OK,  I hope I don't break rule 5 now  :Frown:  I will not feel good getting yelled at again in the same day  :Frown: 

Thank you Dom for you help  :Smilie:

----------


## Whizbang

Excel 2010 is great, so far.  I've been in it for a few months now.  Tables and PivotTables is my favorite improvement, aside from the general feel of the Ribbon.  Conditional formatting is also a huge plus.  I look back on the days of only three rules per cell and shudder (though obviously I must still consider if the user may be opening my workbook in '03).

New functions like SUMIFS() is also nice, but again you have to consider if your user might be opening in '03.

One annoying feature, although this is more of an annoyance with users rather than Excel 2010, is that the Macro warning is just a yellow bar at the top of the worksheet, rather than a dialog box you can't get past until you decide to enable or disable.  I understand, and agree, with the reason for this.  It allows you to work navigate around in the workbook before you decide to enable macros.  Totally cool.  

BUT, my users never seem to notice the yellow warning bar.  Their eyes just go right past it, and I get calls and emails saying, "I clicked the button, but nothing happened." 

"Did you enable macros?"

"No, it didn't ask me to."

"Do you see a yellow bar at the top of the sheet, asking you to enable?"

"Wow. That wasn't there a moment ago!"

_Le sigh._

I also enjoy the ability to customize the ribbon and Quick Access Toolbar.  

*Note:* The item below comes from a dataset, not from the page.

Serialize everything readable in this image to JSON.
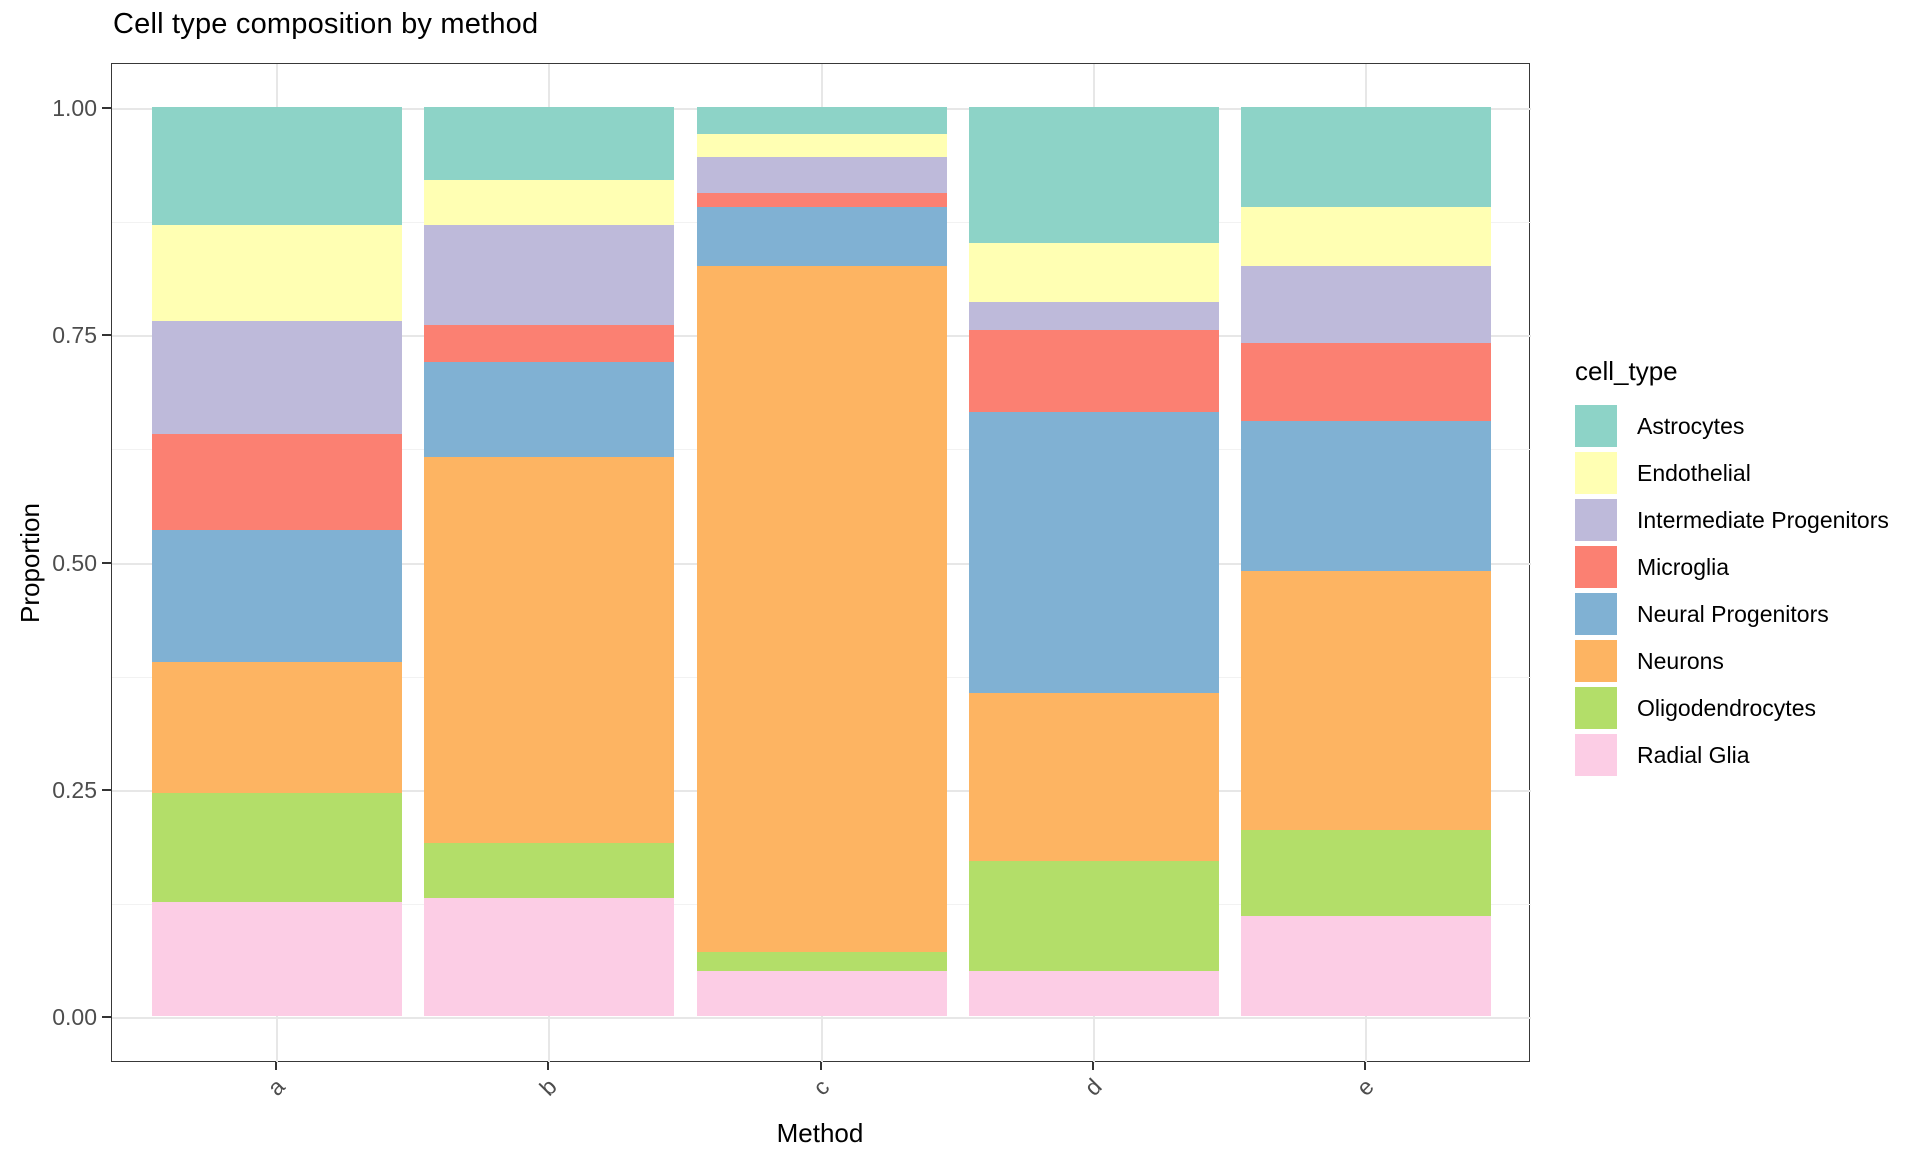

One thing I don't like is how they do Headers and Footers.  I like the simple page setup dialog box.  I understand the reason they put you in Page Layout view, and the contextual Design tab gets the job done.  I just don't need to see a preview of the result.  Changing the view back to Normal after adjusting the header/footer gets irksome.  I have started to simply use the old "Page Setup" dialog box by clicking on "Print Titles" in the Page Layout tab.

Oh, and one other thing I ran into that was odd.
the "Print Preview and Print" function (the one found the short list in the Quick Access Toolbar) doesn't trigger the BeforePrint event.  If you have a macro set to adjust anything, or test anything before printing, it will not show up in the print preview.  This may lead to differences between what the user sees in the print preview and what comes out on the page.  The only way I have found to do a print preview and still trigger the BeforePrint event is to use the "Print Preview Full Screen" option.  You need to select "More Commands" and find it under "All commands".

----------


## Sztyu

Dear All, 

Could anyone tell me how I can pick directly an item from the autofilter dropdown list by the keyboard (and not the by the mouse) ? (below the "select all" filter item).
(In excel 2003, this filter list was not as complex as it is in the 2010, so I could simply type the first character of any of the listed filter items.)
Thanks in advance  :Smilie: 
Roland

----------


## Paul

Hi Sztyu, welcome to the forum.

Please post your question in your own thread.  But first, read the forum rules, for which there is a link in my signature below.  Be sure to abide by them and you'll enjoy your time here, and get your questions answered more quickly.

Thank you.

----------